If we can generalize this via just BatchNormalization nodes that are inserted to input Placeholders I think that's a good option and could replace that imageNormMode
-- though I have a couple concerns with that. One, I'd also be curious to compare perf of doing it as a Glow Node as opposed to the current impl, since I don't believe we've looked at BatchNormalization perf on most backends because they're often able to be optimized away by fusing into weights, and we currently lower it to many Nodes. Two, in server mode instead of bundling mode where we are running the workload on some other device, then if for whatever reason we'd prefer to do this normalization on the host then the preprocessing via imageNormMode
makes that easier, because we wouldn't need to do some sort of heterogeneous partitioning between e.g. CPU backend and some other Backend.
I don't think these are necessarily blockers to removing imageNormMode
(first is mostly solvable, and second might not be realistic since these are the sorts of ops that you should want to run on device anyway...).
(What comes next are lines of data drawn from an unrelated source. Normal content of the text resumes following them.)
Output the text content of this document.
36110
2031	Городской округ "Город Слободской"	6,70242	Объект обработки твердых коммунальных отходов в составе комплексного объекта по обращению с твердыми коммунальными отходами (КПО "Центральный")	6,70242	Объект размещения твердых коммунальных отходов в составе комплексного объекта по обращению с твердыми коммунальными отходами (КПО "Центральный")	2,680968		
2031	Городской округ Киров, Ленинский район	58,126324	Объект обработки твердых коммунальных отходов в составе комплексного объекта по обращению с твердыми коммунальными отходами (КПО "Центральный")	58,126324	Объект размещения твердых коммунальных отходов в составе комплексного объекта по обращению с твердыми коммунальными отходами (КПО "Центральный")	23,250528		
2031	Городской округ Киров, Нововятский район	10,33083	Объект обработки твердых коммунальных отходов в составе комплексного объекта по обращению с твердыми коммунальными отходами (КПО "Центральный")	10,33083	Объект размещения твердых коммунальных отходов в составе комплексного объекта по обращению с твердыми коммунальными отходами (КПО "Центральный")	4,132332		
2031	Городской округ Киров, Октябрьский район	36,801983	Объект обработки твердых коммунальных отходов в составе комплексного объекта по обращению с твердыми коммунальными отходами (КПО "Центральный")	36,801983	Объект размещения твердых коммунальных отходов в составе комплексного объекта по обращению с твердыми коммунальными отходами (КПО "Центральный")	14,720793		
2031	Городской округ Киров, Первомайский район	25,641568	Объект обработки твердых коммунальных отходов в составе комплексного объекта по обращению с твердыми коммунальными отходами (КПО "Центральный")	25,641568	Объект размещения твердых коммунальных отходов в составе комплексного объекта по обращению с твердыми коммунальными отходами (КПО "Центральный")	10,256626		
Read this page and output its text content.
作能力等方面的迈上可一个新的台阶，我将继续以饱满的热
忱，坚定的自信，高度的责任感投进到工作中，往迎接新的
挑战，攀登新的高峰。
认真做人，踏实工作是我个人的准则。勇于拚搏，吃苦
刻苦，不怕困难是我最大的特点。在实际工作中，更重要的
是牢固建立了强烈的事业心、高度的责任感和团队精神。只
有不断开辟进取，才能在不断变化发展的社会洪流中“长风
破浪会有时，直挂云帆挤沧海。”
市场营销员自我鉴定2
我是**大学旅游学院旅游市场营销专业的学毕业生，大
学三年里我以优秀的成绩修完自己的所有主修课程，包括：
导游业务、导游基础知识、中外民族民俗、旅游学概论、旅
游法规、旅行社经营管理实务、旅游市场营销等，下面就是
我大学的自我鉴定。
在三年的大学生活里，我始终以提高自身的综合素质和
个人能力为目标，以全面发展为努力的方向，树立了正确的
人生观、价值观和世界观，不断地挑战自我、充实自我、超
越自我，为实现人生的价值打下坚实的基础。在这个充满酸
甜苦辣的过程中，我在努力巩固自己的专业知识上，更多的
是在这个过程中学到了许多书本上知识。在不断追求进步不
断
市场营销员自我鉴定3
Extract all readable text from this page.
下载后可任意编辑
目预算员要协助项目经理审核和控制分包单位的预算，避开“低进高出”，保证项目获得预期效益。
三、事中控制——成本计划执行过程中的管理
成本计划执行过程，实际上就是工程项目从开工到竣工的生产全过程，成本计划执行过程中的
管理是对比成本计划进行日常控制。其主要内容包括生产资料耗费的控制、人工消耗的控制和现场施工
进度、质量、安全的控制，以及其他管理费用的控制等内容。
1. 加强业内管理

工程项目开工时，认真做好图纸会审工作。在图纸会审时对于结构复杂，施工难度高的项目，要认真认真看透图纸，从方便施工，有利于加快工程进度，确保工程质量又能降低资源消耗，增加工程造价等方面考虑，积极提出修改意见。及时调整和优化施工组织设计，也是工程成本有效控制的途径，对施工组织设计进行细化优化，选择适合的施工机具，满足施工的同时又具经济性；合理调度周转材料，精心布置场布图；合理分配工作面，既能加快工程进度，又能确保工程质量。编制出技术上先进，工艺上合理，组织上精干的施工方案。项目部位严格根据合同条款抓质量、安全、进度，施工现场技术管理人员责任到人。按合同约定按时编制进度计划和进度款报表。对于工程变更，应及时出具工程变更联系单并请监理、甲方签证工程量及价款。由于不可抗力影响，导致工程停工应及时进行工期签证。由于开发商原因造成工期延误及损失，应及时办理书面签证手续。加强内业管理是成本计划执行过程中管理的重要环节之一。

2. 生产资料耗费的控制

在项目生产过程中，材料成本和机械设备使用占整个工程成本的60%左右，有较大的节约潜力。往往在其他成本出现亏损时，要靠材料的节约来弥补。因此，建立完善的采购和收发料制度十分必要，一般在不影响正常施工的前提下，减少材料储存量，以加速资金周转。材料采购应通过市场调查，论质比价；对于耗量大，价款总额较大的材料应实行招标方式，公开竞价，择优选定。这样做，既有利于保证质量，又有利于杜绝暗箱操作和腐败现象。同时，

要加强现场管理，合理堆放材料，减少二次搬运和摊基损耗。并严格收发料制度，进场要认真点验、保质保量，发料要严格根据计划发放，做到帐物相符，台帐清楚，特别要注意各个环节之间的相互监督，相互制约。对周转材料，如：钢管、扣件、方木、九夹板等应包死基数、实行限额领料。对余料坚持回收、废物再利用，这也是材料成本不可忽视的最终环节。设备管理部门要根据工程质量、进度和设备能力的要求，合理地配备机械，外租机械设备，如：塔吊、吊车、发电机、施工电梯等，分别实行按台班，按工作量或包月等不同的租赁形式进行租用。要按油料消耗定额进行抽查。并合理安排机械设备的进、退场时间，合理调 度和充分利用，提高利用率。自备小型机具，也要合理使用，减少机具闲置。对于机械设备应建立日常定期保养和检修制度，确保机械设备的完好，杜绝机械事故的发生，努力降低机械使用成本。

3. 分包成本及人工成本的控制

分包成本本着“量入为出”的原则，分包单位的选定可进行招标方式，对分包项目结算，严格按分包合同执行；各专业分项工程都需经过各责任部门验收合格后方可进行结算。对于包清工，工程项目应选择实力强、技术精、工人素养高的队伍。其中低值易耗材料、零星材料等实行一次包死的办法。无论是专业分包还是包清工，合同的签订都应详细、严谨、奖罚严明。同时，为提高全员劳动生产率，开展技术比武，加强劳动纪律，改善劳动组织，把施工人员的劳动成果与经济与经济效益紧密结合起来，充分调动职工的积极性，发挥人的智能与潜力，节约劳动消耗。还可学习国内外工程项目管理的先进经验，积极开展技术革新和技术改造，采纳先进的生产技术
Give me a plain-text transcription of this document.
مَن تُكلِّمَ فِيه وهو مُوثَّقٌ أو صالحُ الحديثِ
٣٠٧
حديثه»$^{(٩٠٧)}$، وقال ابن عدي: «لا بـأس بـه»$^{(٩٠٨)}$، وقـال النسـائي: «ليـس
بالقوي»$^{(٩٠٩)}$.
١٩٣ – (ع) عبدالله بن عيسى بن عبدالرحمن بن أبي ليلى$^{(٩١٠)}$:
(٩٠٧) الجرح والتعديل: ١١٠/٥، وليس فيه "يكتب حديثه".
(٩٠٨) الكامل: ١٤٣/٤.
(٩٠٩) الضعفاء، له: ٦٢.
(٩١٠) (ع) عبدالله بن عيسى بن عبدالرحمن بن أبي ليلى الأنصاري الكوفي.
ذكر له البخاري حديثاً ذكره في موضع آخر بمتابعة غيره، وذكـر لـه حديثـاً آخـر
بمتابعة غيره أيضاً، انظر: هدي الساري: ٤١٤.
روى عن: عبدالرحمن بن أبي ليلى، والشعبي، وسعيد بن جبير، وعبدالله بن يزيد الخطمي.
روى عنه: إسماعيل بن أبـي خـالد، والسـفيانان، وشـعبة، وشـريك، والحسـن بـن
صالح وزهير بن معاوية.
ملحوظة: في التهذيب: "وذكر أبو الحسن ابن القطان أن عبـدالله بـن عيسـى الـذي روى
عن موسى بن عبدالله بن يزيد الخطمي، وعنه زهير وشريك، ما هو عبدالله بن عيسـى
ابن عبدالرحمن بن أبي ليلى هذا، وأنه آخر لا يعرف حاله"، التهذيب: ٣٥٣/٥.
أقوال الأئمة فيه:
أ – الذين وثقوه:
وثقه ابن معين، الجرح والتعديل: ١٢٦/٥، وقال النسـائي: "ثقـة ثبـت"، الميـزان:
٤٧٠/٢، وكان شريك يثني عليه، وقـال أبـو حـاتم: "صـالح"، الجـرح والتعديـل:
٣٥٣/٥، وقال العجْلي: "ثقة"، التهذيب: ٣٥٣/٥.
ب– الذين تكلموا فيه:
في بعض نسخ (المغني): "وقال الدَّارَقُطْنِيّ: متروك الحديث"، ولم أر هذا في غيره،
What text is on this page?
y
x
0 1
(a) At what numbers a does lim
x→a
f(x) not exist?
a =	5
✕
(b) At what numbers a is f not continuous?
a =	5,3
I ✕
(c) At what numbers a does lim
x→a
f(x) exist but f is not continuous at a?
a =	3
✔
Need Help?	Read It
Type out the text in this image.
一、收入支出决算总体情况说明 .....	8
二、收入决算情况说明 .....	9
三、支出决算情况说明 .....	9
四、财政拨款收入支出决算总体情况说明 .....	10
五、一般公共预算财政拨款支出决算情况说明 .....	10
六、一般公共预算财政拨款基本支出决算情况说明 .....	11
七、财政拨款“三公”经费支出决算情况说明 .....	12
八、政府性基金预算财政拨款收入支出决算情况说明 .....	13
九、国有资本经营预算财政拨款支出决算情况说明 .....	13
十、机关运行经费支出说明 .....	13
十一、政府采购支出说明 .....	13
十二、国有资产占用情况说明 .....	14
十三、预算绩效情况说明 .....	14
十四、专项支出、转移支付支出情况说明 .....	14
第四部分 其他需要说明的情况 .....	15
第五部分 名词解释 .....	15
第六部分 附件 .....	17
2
@jfix71 , referring to imageNorm
mode together with mean
/stddev
, removing all three from preprocessing, into the BN.
@jfix71 @rdzhabarov For a long time, we are maintaining our batch normalization code along with the generic one. It became very cumbersome, given the addition of NUMPY & PPM loaders, now adding S16/U16/S8 inputs as well. We'd like to drop the generic approach from Glow completely - I am actually not sure what it does - an offline pre-processing that's not part of the model is good for testing purposes but if it's needed in an actual device, then we are in trouble. What we have is the BatchNormalization nodes being inserted on each input of the model. Looking for your feedback.